Britain taking up its seat at the WTO this week, for the first time as an independent member in nearly 50 years, has sent what ought to be a powerful signal to Brussels that, if it continues to try to insist on setting both our regulatory environment and legal order after Brexit, then we are quite prepared to walk away and go WTO.

 

We must not allow the EU to bind our hands in trade negotiations with other partners Stephen Booth, Conservative Home

In what’s been appropriately described as a ‘multi-dimensional game of chess’, and despite the demands likely to be made on our trade negotiating resources and expertise, for Britain to conclude, or at least substantially conclude, as many overseas trade deals as possible during 2020, in parallel to the trade-talks with the EU, must be an imperative.

In macro terms,  one vital fact should not be overlooked. Time is not on the EU’s side. The Eurozone economy is suffering its slowest growth in 7 years. Internally, its rate of GDP growth continues to decline, while externally, it accounts for an ever-diminishing share of global GDP growth.

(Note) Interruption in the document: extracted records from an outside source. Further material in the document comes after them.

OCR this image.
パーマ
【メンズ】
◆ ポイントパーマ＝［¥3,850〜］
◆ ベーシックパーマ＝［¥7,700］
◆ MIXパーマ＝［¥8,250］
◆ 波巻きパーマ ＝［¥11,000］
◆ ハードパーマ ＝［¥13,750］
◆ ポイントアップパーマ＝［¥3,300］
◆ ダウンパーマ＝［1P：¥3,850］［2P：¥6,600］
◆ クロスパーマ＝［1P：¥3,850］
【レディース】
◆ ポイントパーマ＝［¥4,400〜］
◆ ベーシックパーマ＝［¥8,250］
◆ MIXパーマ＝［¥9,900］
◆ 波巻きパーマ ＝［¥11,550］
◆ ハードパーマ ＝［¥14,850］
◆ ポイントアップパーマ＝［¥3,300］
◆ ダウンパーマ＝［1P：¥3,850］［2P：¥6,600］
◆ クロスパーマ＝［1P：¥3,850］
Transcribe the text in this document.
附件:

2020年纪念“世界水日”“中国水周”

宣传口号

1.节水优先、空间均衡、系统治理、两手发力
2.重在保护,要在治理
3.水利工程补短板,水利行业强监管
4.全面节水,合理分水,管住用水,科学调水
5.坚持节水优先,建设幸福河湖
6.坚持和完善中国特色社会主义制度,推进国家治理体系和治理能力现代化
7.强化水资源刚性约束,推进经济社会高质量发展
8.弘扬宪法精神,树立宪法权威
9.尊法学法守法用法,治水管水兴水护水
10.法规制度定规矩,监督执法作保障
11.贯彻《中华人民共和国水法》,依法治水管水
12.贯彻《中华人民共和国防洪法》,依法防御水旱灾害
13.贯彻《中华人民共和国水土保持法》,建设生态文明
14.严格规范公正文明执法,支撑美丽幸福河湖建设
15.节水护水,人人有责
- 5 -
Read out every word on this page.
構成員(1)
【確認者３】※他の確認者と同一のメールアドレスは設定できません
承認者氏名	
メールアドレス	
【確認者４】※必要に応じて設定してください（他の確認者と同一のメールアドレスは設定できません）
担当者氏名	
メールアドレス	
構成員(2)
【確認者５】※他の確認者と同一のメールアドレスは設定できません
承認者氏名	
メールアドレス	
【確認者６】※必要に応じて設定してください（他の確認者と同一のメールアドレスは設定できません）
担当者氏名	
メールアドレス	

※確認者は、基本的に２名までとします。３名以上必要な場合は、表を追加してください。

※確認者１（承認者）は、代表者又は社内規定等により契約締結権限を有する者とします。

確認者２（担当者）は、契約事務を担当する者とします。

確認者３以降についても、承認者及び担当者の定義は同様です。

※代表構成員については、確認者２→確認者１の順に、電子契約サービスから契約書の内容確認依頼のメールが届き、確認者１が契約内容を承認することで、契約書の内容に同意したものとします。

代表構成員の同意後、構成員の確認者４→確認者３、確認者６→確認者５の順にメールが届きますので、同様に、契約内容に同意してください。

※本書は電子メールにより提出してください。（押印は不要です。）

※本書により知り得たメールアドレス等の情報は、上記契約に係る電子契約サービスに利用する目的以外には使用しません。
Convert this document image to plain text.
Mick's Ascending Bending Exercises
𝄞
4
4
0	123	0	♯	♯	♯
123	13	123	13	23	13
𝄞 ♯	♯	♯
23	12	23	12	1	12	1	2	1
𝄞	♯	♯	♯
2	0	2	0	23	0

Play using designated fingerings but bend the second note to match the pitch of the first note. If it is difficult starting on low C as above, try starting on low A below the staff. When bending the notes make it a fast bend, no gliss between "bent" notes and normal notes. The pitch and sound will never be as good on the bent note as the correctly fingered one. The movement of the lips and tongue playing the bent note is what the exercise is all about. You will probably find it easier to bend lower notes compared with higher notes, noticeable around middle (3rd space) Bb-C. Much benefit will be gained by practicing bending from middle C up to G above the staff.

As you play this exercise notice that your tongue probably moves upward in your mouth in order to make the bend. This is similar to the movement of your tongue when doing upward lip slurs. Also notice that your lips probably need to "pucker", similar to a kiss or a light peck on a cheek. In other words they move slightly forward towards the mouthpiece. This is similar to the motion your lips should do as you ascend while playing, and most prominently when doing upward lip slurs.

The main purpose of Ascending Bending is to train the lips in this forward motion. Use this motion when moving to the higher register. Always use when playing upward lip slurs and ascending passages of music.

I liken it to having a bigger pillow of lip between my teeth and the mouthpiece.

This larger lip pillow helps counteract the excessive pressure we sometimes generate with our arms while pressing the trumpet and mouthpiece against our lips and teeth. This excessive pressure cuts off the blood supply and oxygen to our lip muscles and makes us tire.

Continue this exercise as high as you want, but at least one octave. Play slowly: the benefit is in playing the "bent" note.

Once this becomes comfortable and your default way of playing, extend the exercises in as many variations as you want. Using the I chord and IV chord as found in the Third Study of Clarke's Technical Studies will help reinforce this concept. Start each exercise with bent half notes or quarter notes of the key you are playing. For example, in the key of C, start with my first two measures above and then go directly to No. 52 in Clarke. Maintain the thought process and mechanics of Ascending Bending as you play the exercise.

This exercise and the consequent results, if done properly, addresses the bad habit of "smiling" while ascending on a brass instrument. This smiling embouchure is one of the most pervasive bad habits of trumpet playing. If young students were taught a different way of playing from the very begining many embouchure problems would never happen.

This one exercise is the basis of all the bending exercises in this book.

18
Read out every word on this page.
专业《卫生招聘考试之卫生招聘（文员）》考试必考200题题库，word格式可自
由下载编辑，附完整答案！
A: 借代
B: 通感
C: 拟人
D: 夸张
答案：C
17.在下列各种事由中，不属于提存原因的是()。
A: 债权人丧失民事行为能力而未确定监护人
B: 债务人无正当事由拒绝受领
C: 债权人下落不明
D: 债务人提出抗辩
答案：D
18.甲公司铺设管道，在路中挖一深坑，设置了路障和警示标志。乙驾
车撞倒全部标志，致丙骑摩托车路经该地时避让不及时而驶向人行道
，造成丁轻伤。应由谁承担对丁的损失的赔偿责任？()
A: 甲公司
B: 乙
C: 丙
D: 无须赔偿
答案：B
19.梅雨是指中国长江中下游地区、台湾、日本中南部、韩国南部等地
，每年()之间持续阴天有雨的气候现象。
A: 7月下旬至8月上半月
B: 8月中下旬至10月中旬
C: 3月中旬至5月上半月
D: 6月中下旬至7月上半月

EU quarterly real gdp growth 2016-19

EU declining share global GDP growth

Seeing the UK reach trade deals with the parts of the world which are growing, not stagnating, is essential towards disincentivising the EU from continuing to insist on its absolutist level-playing-field on, e.g.,  state aid, environmental and labour standards, an approach which is intended, not so much as to facilitate trade, as to protect its own heavily regulated economies from competition.